Steven Spielberg directed this masterpiece, in which a kid befriends an alien who's been stranded on Earth. From the iconic flying bike scene to E.T.'s eventual rescue (spoiler alert, I guess), this movie was one of the biggest hits of the decade.

*The Goonies* (1985)

Spielberg was once again involved with another '80s megahit, although he was served as executive producer here. It's a classic story of adventurous kids getting in over their heads when their search for a legendary treasure gives them more than they bargained for.

*Ferris Bueller's Day Off* (1986)

Matthew Broderick's big star turn came in Ferris Bueller's Day Off, a fun romp through Chicago that was written and directed by Chicagoan John Hughes. Shot on a low budget of $5 million, the movie wound up grossing $70 million.

*The Breakfast Club* (1985)

Another John Hughes film, The Breakfast Club is a story of high schoolers from different cliques finding common ground as they spend a weekend in detention. It's been selected for preservation in the U.S. National Film Registry for being "culturally, historically, or aesthetically significant."

*Ghostbusters* (1984)

This film launched a franchise that went on to span additional movies, spinoffs, cartoons and a toy lineup. It's still going strong today. It features comedians Bill Murray, Dan Aykroyd, Harold Ramis and Rick Moranis doing battle with a range of spirits.

*Jurassic Park* (1993)

One of the biggest blockbusters of all time, Jurassic Park used mainly practical effects during an era when many movies were switching to CGI. Based on Michael Crichton's best-selling book, the plot revolves around a futuristic theme park gone wrong.
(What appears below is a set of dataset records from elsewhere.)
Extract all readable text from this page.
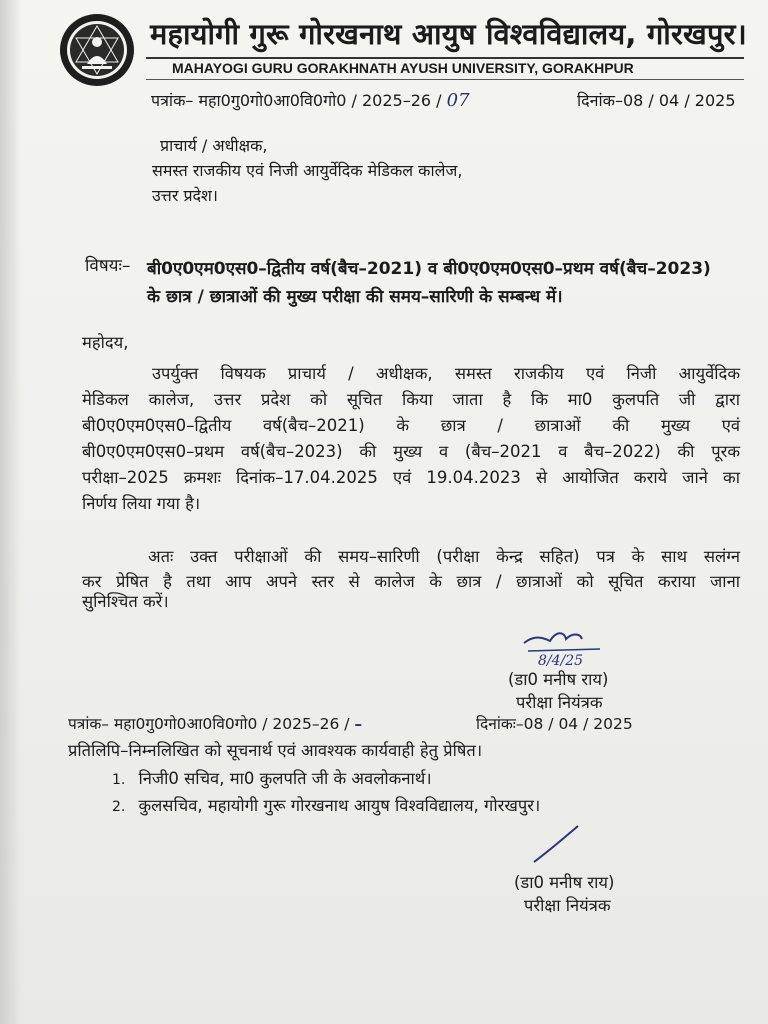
महायोगी गुरू गोरखनाथ आयुष विश्वविद्यालय, गोरखपुर।
MAHAYOGI GURU GORAKHNATH AYUSH UNIVERSITY, GORAKHPUR
पत्रांक– महा0गु0गो0आ0वि0गो0 / 2025–26 / 07	दिनांक–08 / 04 / 2025
प्राचार्य / अधीक्षक,
समस्त राजकीय एवं निजी आयुर्वेदिक मेडिकल कालेज,
उत्तर प्रदेश।
विषयः– बी0ए0एम0एस0–द्वितीय वर्ष(बैच–2021) व बी0ए0एम0एस0–प्रथम वर्ष(बैच–2023)
के छात्र / छात्राओं की मुख्य परीक्षा की समय–सारिणी के सम्बन्ध में।
महोदय,
उपर्युक्त विषयक प्राचार्य / अधीक्षक, समस्त राजकीय एवं निजी आयुर्वेदिक
मेडिकल कालेज, उत्तर प्रदेश को सूचित किया जाता है कि मा0 कुलपति जी द्वारा
बी0ए0एम0एस0–द्वितीय वर्ष(बैच–2021) के छात्र / छात्राओं की मुख्य एवं
बी0ए0एम0एस0–प्रथम वर्ष(बैच–2023) की मुख्य व (बैच–2021 व बैच–2022) की पूरक
परीक्षा–2025 क्रमशः दिनांक–17.04.2025 एवं 19.04.2023 से आयोजित कराये जाने का
निर्णय लिया गया है।
अतः उक्त परीक्षाओं की समय–सारिणी (परीक्षा केन्द्र सहित) पत्र के साथ सलंग्न
कर प्रेषित है तथा आप अपने स्तर से कालेज के छात्र / छात्राओं को सूचित कराया जाना
सुनिश्चित करें।
8/4/25
(डा0 मनीष राय)
परीक्षा नियंत्रक
पत्रांक– महा0गु0गो0आ0वि0गो0 / 2025–26 / –	दिनांकः–08 / 04 / 2025
प्रतिलिपि–निम्नलिखित को सूचनार्थ एवं आवश्यक कार्यवाही हेतु प्रेषित।
1. निजी0 सचिव, मा0 कुलपति जी के अवलोकनार्थ।
2. कुलसचिव, महायोगी गुरू गोरखनाथ आयुष विश्वविद्यालय, गोरखपुर।
(डा0 मनीष राय)
परीक्षा नियंत्रक
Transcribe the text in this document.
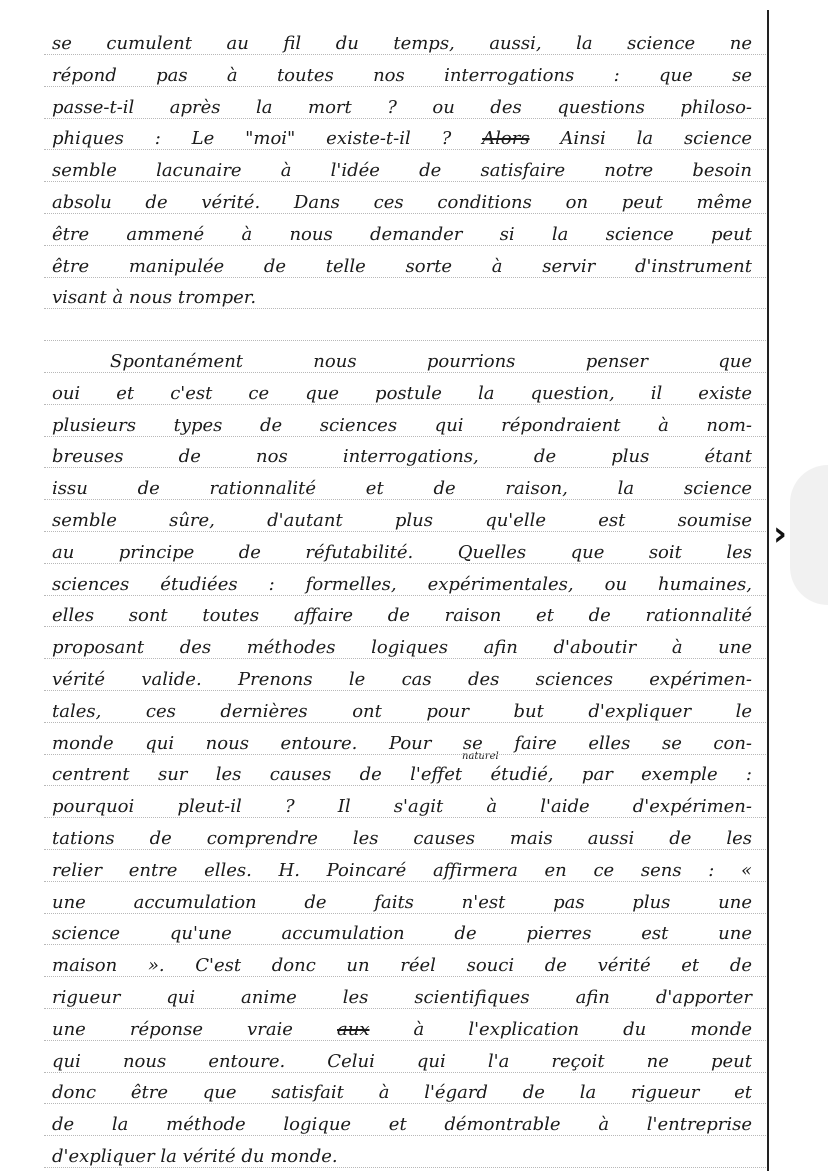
naturel
se cumulent au fil du temps, aussi, la science ne
répond pas à toutes nos interrogations : que se
passe-t-il après la mort ? ou des questions philoso-
phiques : Le "moi" existe-t-il ? Alors Ainsi la science
semble lacunaire à l'idée de satisfaire notre besoin
absolu de vérité. Dans ces conditions on peut même
être ammené à nous demander si la science peut
être manipulée de telle sorte à servir d'instrument
visant à nous tromper.
Spontanément nous pourrions penser que
oui et c'est ce que postule la question, il existe
plusieurs types de sciences qui répondraient à nom-
breuses de nos interrogations, de plus étant
issu de rationnalité et de raison, la science
semble sûre, d'autant plus qu'elle est soumise
au principe de réfutabilité. Quelles que soit les
sciences étudiées : formelles, expérimentales, ou humaines,
elles sont toutes affaire de raison et de rationnalité
proposant des méthodes logiques afin d'aboutir à une
vérité valide. Prenons le cas des sciences expérimen-
tales, ces dernières ont pour but d'expliquer le
monde qui nous entoure. Pour se faire elles se con-
centrent sur les causes de l'effet étudié, par exemple :
pourquoi pleut-il ? Il s'agit à l'aide d'expérimen-
tations de comprendre les causes mais aussi de les
relier entre elles. H. Poincaré affirmera en ce sens : «
une accumulation de faits n'est pas plus une
science qu'une accumulation de pierres est une
maison ». C'est donc un réel souci de vérité et de
rigueur qui anime les scientifiques afin d'apporter
une réponse vraie aux à l'explication du monde
qui nous entoure. Celui qui l'a reçoit ne peut
donc être que satisfait à l'égard de la rigueur et
de la méthode logique et démontrable à l'entreprise
d'expliquer la vérité du monde.
›
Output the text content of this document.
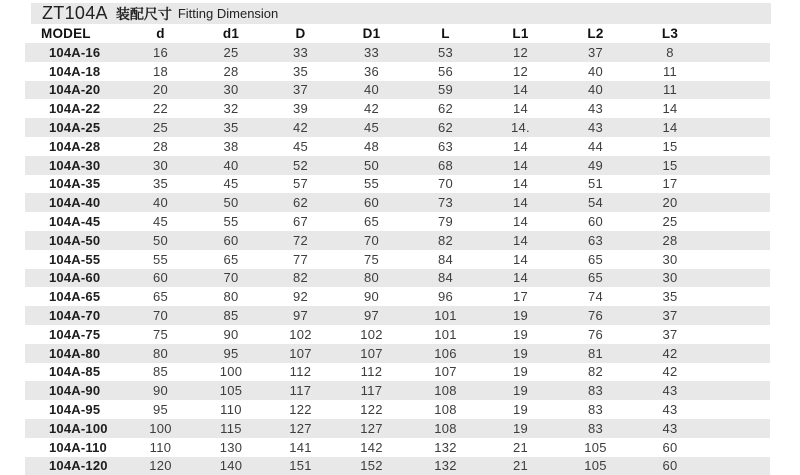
ZT104A 装配尺寸 Fitting Dimension
MODEL	d	d1	D	D1	L	L1	L2	L3	
104A-16	16	25	33	33	53	12	37	8	
104A-18	18	28	35	36	56	12	40	11	
104A-20	20	30	37	40	59	14	40	11	
104A-22	22	32	39	42	62	14	43	14	
104A-25	25	35	42	45	62	14.	43	14	
104A-28	28	38	45	48	63	14	44	15	
104A-30	30	40	52	50	68	14	49	15	
104A-35	35	45	57	55	70	14	51	17	
104A-40	40	50	62	60	73	14	54	20	
104A-45	45	55	67	65	79	14	60	25	
104A-50	50	60	72	70	82	14	63	28	
104A-55	55	65	77	75	84	14	65	30	
104A-60	60	70	82	80	84	14	65	30	
104A-65	65	80	92	90	96	17	74	35	
104A-70	70	85	97	97	101	19	76	37	
104A-75	75	90	102	102	101	19	76	37	
104A-80	80	95	107	107	106	19	81	42	
104A-85	85	100	112	112	107	19	82	42	
104A-90	90	105	117	117	108	19	83	43	
104A-95	95	110	122	122	108	19	83	43	
104A-100	100	115	127	127	108	19	83	43	
104A-110	110	130	141	142	132	21	105	60	
104A-120	120	140	151	152	132	21	105	60	
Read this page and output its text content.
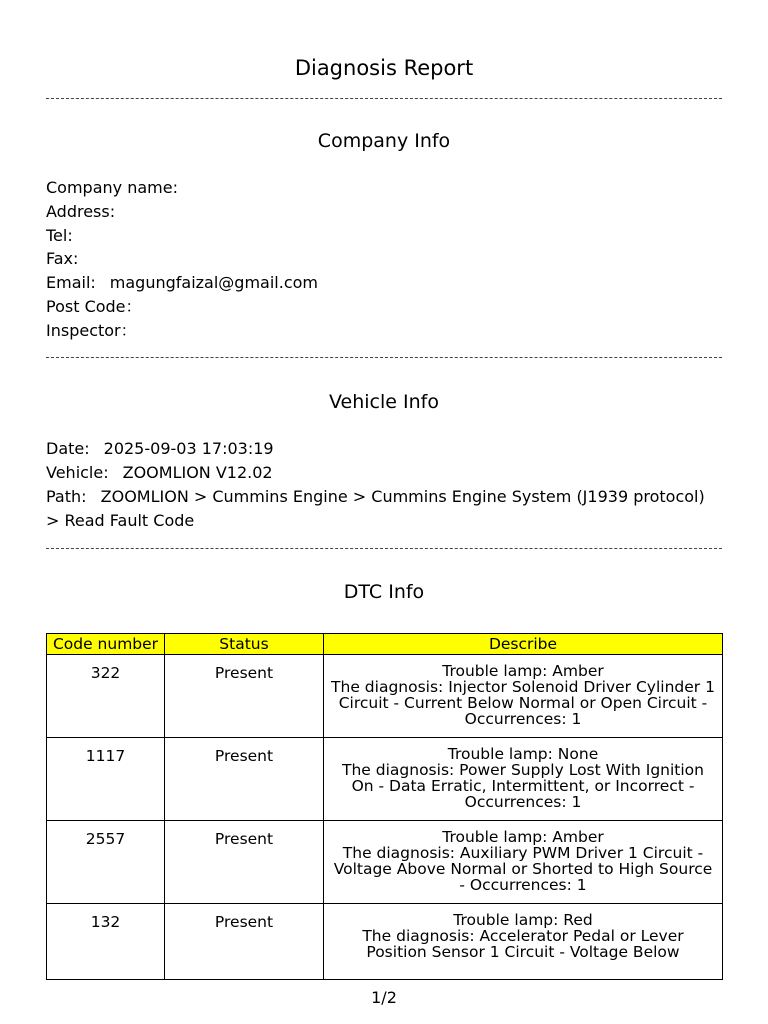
Diagnosis Report
Company Info
Company name:
Address:
Tel:
Fax:
Email: magungfaizal@gmail.com
Post Code：
Inspector：
Vehicle Info
Date: 2025-09-03 17:03:19
Vehicle: ZOOMLION V12.02
Path: ZOOMLION > Cummins Engine > Cummins Engine System (J1939 protocol) > Read Fault Code
DTC Info
Code number	Status	Describe
322	Present	Trouble lamp: Amber
The diagnosis: Injector Solenoid Driver Cylinder 1 Circuit - Current Below Normal or Open Circuit - Occurrences: 1

1117	Present	Trouble lamp: None
The diagnosis: Power Supply Lost With Ignition On - Data Erratic, Intermittent, or Incorrect - Occurrences: 1

2557	Present	Trouble lamp: Amber
The diagnosis: Auxiliary PWM Driver 1 Circuit - Voltage Above Normal or Shorted to High Source - Occurrences: 1

132	Present	Trouble lamp: Red
The diagnosis: Accelerator Pedal or Lever Position Sensor 1 Circuit - Voltage Below
1/2
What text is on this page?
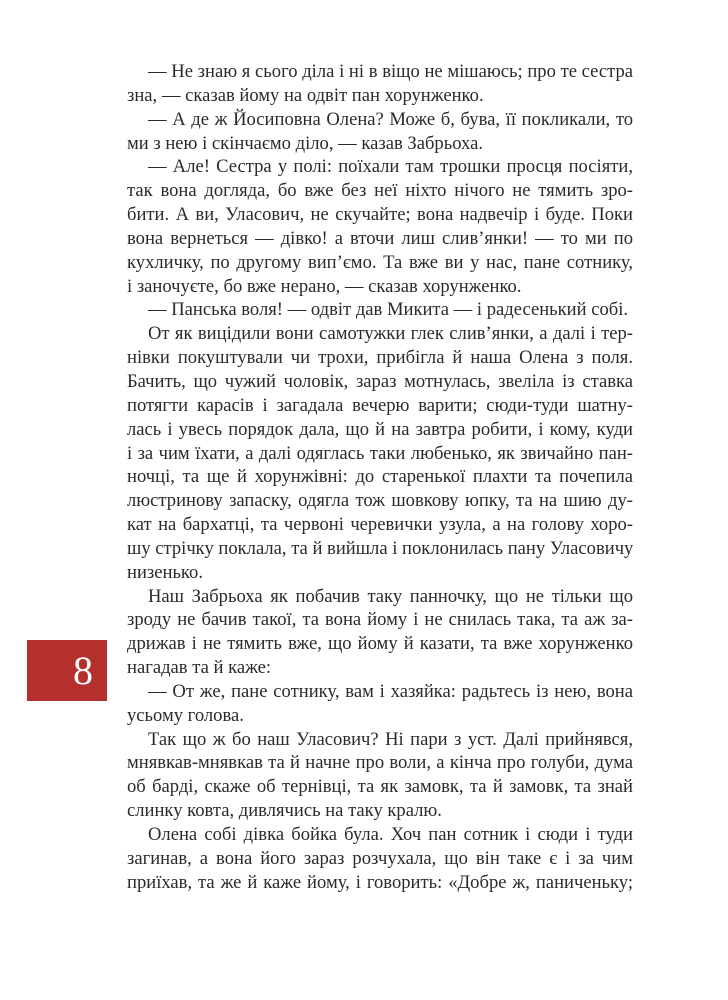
— Не знаю я сього діла і ні в віщо не мішаюсь; про те сестра
зна, — сказав йому на одвіт пан хорунженко.
— А де ж Йосиповна Олена? Може б, бува, її покликали, то
ми з нею і скінчаємо діло, — казав Забрьоха.
— Але! Сестра у полі: поїхали там трошки просця посіяти,
так вона догляда, бо вже без неї ніхто нічого не тямить зро-
бити. А ви, Уласович, не скучайте; вона надвечір і буде. Поки
вона вернеться — дівко! а вточи лиш слив’янки! — то ми по
кухличку, по другому вип’ємо. Та вже ви у нас, пане сотнику,
і заночуєте, бо вже нерано, — сказав хорунженко.
— Панська воля! — одвіт дав Микита — і радесенький собі.
От як вицідили вони самотужки глек слив’янки, а далі і тер-
нівки покуштували чи трохи, прибігла й наша Олена з поля.
Бачить, що чужий чоловік, зараз мотнулась, звеліла із ставка
потягти карасів і загадала вечерю варити; сюди-туди шатну-
лась і увесь порядок дала, що й на завтра робити, і кому, куди
і за чим їхати, а далі одяглась таки любенько, як звичайно пан-
ночці, та ще й хорунжівні: до старенької плахти та почепила
люстринову запаску, одягла тож шовкову юпку, та на шию ду-
кат на бархатці, та червоні черевички узула, а на голову хоро-
шу стрічку поклала, та й вийшла і поклонилась пану Уласовичу
низенько.
Наш Забрьоха як побачив таку панночку, що не тільки що
зроду не бачив такої, та вона йому і не снилась така, та аж за-
дрижав і не тямить вже, що йому й казати, та вже хорунженко
нагадав та й каже:
— От же, пане сотнику, вам і хазяйка: радьтесь із нею, вона
усьому голова.
Так що ж бо наш Уласович? Ні пари з уст. Далі прийнявся,
мнявкав-мнявкав та й начне про воли, а кінча про голуби, дума
об барді, скаже об тернівці, та як замовк, та й замовк, та знай
слинку ковта, дивлячись на таку кралю.
Олена собі дівка бойка була. Хоч пан сотник і сюди і туди
загинав, а вона його зараз розчухала, що він таке є і за чим
приїхав, та же й каже йому, і говорить: «Добре ж, паниченьку;
8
*The Shawshank Redemption* (1994)

Based on a fairly short Stephen King novella, The Shawshank Redemption's plot spans several decades. The pairing of Tim Robbins as an intellectual prison inmate plotting his escape and Morgan Freeman in a typical wise Morgan Freeman role is absolutely perfect.

*Indiana Jones and the Raiders of the Lost Ark* (1981)

Following his role as Han Solo in Star Wars, Harrison Ford lent his leading man charisma to this 1981 blockbuster. A throwback of sorts, he plays Indiana Jones, an archaeologist who travels the world to preserve artifacts from evildoers.

*Star Wars: Episode IV — A New Hope* (1977)

Also known as, well, Star Wars, the original film in the series singlehandedly revolutionized the science fiction genre. George Lucas' universe felt real, weighty, and fully realized — a far cry from the campy fare that had typically dominated the genre.

*The Wizard of Oz* (1939)

The oldest film on this list, The Wizard of Oz was a game-changer for the film industry. Behind the scenes, the set was a complete mess. But the finished product, complete with its jaw-dropping transition to color, is not one to be missed.

*Star Wars: Episode V — The Empire Strikes Back* (1980)

The second film of the original trilogy, Empire picks up a few years after the events of the original. In it, the heroic Empire seeks to destroy what's left of the Rebel Alliance. Once again, it features all of the main characters from the first film.

*Back to the Future* (1985)

Michael J. Fox is cast perfectly here as teenager Marty McFly, a student who teams up with an old, weird scientist played by Christopher Lloyd to go back in time to the '50s. It grossed nearly $400 million at the box office.

*Forrest Gump* (1994)

Director Robert Zemeckis directed Back to the Future, one of the best films of the '80s, and followed it up with Forrest Gump, one of the best films of the '90s. This movie has just about everything as it follows Forrest through the decades.